Officials hope to learn from history on Roseland annexation

The committee exploring how Santa Rosa can annex the 600-acre Roseland neighborhood in the southwest part of the city is hoping to sidestep the pitfalls that doomed a similar effort six years ago.

The joint committee of city and county leaders agreed during its first public meeting Thursday that it would be wise to revisit history to avoid repeating it.

"I'd sure like to know where this thing went off the rails before," Mayor Scott Bartley said. "I just want to make sure we don't inadvertently step into the same problem we've had in the past."

The previous effort stalled in 2008 when the city and county couldn't agree on the funding of new services to the area, particularly public safety, and whether a separate high revenue area also could also be annexed to defray those costs.

"The county is every bit to blame as the city in terms of not annexing," Supervisor Shirlee Zane said. "If you want to talk blame, it has to go all around."

Holding a history lesson at a future meeting is one of the many suggestions that came out of the committee's first meeting, which was meant largely as an overview of what the city has sketched out as a four-year, four-pronged planning process.

Breaking up the work into four distinct but interrelated efforts makes sense because it keeps each group focused on its task, Bartley said.

"We increase our chances of success this time because we're not trying to deal with every issue around the same table," he said.

The four processes are: the grant-funded transportation planning work underway now; a comprehensive analysis of the community's needs that is expected to begin in May; the joint committee's negotiations over how to pay for those new services; and the annexation process required by Sonoma's Local Area Formation Commission, expected to be completed by late 2017.

County officials again raised concerns about the city's proposed timeline.
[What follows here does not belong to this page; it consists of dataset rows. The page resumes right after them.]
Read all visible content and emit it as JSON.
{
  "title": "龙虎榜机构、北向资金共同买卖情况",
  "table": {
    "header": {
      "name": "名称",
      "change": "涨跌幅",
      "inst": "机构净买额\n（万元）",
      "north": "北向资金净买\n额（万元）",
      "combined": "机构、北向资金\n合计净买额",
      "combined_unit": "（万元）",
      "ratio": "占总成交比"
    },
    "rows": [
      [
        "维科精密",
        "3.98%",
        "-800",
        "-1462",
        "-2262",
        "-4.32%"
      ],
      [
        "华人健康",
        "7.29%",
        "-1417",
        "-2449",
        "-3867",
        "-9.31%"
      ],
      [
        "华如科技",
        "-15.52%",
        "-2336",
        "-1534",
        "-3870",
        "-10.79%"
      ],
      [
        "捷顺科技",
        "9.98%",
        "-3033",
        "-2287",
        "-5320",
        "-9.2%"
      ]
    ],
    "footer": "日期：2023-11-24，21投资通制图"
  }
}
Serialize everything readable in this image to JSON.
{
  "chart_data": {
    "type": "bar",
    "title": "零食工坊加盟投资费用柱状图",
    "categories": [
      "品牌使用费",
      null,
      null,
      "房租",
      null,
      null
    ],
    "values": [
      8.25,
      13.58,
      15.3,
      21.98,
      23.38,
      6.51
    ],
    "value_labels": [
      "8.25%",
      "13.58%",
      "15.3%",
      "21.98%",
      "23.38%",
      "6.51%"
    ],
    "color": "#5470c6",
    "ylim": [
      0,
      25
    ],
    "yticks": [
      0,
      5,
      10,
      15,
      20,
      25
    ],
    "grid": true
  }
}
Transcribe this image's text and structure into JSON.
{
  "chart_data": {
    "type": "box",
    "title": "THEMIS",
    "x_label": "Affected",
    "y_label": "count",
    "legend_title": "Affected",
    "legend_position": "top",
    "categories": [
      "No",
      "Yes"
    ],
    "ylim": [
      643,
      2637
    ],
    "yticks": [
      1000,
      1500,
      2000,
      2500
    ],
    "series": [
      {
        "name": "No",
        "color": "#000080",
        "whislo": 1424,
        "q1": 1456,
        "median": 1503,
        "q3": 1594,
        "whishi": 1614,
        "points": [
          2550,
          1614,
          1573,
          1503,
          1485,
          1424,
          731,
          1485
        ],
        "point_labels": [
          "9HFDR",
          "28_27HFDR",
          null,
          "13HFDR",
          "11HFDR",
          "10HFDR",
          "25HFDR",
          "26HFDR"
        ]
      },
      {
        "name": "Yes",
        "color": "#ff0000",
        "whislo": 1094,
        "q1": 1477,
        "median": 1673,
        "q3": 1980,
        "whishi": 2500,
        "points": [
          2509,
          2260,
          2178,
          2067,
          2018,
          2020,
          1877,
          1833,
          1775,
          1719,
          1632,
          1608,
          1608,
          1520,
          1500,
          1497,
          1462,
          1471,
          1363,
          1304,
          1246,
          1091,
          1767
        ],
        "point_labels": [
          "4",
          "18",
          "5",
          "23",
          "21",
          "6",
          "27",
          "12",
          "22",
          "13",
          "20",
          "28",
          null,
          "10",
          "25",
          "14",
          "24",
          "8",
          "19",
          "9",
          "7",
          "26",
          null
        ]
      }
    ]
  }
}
Last month Supervisor Efren Carrillo urged the city to move more swiftly, and Zane stressed the point again Thursday.

"Some of the public sentiment that has come back to us is 'Wow! Four years. Really? Couldn't we expedite this in some way,?'" Zane said. "I think that's going to be something that we need to explore."

But Bartley said doing it right was more important than doing it fast. He said he gave a presentation in San Antonio last week at the Mayor's Institute on City Design and that design professionals urged him to do it right.

Their advice was "don't rush this because if you do it wrong, you're going to do it really wrong," he said.

Councilman Jake Ours suggested some of the time savings might come from LAFCO's end, citing its 14-month process. Carole Cooper, assistant executive officer of LAFCO, acknowledged the process "doesn't necessarily have to be a whole year."

Carrillo urged the committee to be very careful in the language it used regarding Roseland to make sure it didn't give the impression it considered the largely Latino neighborhood of 6,500 residents as somehow separate rest of the city.

"I see them already as Santa Rosa residents," said Carrillo, whose district includes the area.

He made the point again when Ours referred to Roseland as "your area."

"It's our area," Carrillo corrected him.

"You are the government there right now," Ours said.

Ours' point was that Carrillo's cooperation was going to be crucial in helping communicate to residents why annexation will serve them well, and he agreed.

Zane said the message needs to focus on ensuring that Roseland residents receive the same services as the rest of the city.

"I think the fundamental value of why we are here has to do with equity. How can we provide equitable services and infrastructure to our neighborhoods, in the county and within the city?" she said.

Bartley proposed scaling back the schedule of meetings from every two weeks to once a month, citing the work load on staff and the fact that they wouldn't receive cost data until September. Until that time the committee was largely a "hurry-up-and-wait committee," he said.

But other committee members favored pressing forward, and agreed to meet March 27 to discuss the LAFCO planning process.